Johnson (Clinical Psychology/Alliant International Univ.; Hold Me Tight: Seven Conversations for a Lifetime of Love, 2008, etc.), one of the founders of EFT in the 1980s, credits her approach to couples therapy to the theories concerning attachment patterns in infants developed by psychiatrist John Bowlby decades earlier. In the first part of the book, the author argues that through clinical studies, laboratory experiments and applied therapies, science has now revealed that love, vital to our existence, is not only understandable, but also repairable. In other words, love makes sense, hence the title.
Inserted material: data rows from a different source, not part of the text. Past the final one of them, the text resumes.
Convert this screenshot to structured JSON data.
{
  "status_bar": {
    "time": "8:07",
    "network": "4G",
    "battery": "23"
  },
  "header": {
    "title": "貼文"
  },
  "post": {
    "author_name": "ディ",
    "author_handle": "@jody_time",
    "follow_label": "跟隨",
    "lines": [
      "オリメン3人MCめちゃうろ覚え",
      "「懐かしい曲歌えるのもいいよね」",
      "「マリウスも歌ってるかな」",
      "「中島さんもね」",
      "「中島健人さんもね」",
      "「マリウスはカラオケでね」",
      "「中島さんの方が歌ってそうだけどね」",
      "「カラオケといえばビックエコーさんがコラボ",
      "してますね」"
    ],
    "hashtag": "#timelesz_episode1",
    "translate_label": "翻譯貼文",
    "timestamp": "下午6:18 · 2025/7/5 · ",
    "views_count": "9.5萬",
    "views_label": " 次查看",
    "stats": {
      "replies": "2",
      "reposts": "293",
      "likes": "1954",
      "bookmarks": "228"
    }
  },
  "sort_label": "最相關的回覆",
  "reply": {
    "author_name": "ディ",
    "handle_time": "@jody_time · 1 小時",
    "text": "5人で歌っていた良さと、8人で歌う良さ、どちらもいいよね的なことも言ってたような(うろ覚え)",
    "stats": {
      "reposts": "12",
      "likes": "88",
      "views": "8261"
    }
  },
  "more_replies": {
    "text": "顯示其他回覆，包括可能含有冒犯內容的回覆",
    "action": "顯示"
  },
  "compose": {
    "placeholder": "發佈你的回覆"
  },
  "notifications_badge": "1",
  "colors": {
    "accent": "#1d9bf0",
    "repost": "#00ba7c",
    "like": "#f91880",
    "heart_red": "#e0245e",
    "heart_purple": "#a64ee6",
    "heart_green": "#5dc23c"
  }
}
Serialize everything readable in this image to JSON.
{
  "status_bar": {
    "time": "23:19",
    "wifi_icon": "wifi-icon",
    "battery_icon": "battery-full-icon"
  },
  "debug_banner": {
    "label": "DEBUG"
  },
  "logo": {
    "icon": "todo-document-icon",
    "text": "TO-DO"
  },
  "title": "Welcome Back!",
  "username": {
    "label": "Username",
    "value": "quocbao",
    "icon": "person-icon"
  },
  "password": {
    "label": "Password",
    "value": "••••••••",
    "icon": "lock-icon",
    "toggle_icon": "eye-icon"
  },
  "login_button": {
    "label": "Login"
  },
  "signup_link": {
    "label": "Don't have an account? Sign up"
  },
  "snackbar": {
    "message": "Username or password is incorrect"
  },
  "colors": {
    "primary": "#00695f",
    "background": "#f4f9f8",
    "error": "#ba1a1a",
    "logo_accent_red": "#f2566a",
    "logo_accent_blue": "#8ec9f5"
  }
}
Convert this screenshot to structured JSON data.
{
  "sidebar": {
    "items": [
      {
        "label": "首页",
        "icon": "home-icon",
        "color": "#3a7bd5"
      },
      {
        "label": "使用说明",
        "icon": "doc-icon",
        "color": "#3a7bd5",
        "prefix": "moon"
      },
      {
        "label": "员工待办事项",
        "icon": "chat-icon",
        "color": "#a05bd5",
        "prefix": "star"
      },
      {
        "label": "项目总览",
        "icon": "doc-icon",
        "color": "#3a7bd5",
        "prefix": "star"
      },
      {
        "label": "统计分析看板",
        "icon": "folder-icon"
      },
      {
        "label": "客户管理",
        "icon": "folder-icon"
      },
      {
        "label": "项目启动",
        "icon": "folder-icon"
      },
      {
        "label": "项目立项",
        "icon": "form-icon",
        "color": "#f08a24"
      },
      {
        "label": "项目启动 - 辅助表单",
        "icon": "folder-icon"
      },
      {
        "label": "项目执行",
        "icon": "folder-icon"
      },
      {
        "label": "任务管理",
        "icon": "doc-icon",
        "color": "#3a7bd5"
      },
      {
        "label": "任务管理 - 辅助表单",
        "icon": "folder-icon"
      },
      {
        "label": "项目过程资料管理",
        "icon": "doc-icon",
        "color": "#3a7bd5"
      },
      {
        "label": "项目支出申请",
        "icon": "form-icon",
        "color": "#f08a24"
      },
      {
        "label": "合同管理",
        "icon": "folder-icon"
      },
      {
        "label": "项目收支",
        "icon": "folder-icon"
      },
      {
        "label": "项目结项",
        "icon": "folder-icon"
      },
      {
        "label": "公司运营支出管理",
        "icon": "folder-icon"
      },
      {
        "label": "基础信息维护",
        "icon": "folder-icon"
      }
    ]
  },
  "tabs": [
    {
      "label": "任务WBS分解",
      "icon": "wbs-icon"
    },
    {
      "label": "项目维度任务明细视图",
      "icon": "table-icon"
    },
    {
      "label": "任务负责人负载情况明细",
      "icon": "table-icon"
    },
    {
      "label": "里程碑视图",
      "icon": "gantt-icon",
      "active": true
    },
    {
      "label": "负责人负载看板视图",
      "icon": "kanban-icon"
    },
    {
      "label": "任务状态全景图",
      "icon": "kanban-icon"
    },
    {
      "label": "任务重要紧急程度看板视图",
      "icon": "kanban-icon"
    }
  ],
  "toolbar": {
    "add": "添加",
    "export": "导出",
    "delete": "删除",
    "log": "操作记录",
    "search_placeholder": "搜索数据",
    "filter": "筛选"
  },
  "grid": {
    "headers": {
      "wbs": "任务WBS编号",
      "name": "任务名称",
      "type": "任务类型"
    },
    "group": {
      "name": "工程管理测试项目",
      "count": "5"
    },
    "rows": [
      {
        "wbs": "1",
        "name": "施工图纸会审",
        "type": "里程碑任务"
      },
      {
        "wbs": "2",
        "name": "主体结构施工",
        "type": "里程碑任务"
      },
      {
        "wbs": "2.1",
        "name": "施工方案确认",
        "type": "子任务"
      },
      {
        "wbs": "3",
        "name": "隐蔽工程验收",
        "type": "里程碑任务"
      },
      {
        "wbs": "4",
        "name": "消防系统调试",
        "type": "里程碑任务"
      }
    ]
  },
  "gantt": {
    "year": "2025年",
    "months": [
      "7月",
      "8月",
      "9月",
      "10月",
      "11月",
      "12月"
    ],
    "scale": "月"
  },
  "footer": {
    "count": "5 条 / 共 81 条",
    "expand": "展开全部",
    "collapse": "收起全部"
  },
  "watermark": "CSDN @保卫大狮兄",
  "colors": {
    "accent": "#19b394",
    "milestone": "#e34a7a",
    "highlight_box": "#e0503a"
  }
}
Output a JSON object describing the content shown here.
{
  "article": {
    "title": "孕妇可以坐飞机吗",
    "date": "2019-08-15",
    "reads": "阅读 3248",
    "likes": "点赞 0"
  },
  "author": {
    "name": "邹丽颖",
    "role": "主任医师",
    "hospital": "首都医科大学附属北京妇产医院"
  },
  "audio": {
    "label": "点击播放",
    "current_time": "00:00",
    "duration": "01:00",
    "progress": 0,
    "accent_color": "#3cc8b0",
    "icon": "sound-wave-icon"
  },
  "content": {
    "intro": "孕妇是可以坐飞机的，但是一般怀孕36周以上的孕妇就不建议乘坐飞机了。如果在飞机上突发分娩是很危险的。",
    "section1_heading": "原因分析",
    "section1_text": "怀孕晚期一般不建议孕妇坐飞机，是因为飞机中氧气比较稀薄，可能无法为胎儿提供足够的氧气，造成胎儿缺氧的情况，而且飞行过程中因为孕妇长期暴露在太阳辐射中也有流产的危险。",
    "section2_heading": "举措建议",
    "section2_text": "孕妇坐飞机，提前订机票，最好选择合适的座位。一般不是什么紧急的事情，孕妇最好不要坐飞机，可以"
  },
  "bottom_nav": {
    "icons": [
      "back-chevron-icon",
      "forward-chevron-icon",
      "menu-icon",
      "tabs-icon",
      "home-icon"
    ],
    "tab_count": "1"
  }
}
In a chapter on the brain, Johnson looks at research into the neurochemistry of love, especially the so-called cuddle hormone, oxytocin. In another, on the body, she examines the connection between attachment and sexuality. In the second part of the book, the narrative’s core, Johnson shows EFT in action, with the author, a practicing couples therapist, presenting the cases of various distressed couples in therapy who are learning how to recognize their attachment issues, understand their emotions, and work to repair and enhance their relationships. All chapters conclude with exercises for readers to try either alone or with a partner. In the third part, Johnson offers readers a sweet love story with a happy ending and then broadens her perspective to a view of love in the 21st century. It is, she opines optimistically, a time when a growing awareness of humanity’s interdependence on this small planet is leading people to find ways to connect and cooperate—or as the author would put it, to love and be loved.
A readable combination of research findings and case studies, filled with good cheer and practical advice.